The Second Way of Service
(17) ‘This is eternal life: to know you, the only true God, and Jesus Christ, whom you have sent.’ (John 17.3)
True knowledge is knowledge of God. Tertiaries therefore give priority to devotional study of scripture as one of the chief means of attaining that knowledge of God that leads to eternal life.Under the rubric of study, priority should be given to Scripture because it is through Scripture that we can most reliably hear God. God may speak to us in many other ways. But God has promised that he will speak to us through the words of these texts.
But what is meant by ‘devotional study’ of Scripture? It is certainly not a matter of applying our intellectual skills in order to tease out the original meaning intended by the human author(s). All texts of any complexity say more than their authors intended to say. And in the case of the Bible, we also have to reckon with a divine author working in, with and under the human authors.
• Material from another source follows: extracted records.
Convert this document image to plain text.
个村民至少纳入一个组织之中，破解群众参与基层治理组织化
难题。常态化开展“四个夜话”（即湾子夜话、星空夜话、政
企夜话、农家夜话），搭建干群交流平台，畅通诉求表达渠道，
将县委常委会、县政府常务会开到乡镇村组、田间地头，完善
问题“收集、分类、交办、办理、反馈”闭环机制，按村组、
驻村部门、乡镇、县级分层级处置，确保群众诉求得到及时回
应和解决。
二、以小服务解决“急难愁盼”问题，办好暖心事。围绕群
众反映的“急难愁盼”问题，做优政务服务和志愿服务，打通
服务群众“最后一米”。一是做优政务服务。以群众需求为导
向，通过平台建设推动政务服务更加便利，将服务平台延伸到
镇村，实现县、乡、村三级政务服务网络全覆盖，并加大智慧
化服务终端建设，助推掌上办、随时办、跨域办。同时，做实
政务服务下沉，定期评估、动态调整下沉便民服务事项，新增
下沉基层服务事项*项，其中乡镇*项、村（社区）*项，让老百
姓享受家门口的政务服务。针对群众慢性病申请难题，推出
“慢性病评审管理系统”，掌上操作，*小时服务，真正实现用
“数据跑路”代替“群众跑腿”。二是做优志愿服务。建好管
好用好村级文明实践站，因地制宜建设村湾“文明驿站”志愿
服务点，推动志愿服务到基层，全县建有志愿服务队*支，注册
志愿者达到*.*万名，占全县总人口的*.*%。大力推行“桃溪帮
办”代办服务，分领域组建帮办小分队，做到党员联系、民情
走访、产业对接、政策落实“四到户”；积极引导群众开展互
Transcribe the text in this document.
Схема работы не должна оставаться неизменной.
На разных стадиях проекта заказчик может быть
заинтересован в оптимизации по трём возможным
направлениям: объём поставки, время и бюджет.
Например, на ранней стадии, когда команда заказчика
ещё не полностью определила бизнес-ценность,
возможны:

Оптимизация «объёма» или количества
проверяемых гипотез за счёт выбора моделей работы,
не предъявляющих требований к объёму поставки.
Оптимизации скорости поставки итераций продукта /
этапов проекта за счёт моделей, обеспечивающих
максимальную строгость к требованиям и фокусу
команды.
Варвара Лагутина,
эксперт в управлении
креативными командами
However, devotional study is study in the sense that it should be disciplined and systematic. Over the centuries, Christians have devised many different approaches to the disciplined reading of the Bible but one of the longest lasting (and arguably one of the most helpful) is the approach known as lectio divina (‘divine reading’), which traditionally consists of four phases:
- Lectio: This is slow, attentive reading of the chosen passage, which is usually fairly short. Generally speaking the same passage will be read over several times (four times in traditional Benedictine practice), each time with a different emphasis.
- Meditatio: This is the leisurely pondering of the passage (or perhaps just a sentence, phrase, or even word from the passage). The emphasis is not on attempting to analyse the passage but rather to receive it as a love letter from God.
- Oratio: Our prayerful response to what has gone through our mind (and heart) during meditatio.
- Contemplatio: The final phase is silent resting and listening in the loving presence of God.
On second thoughts, contemplatio is not really the final phase. The true final phase is when we go out from where we have been reading and praying and apply what we have learned in our daily lives.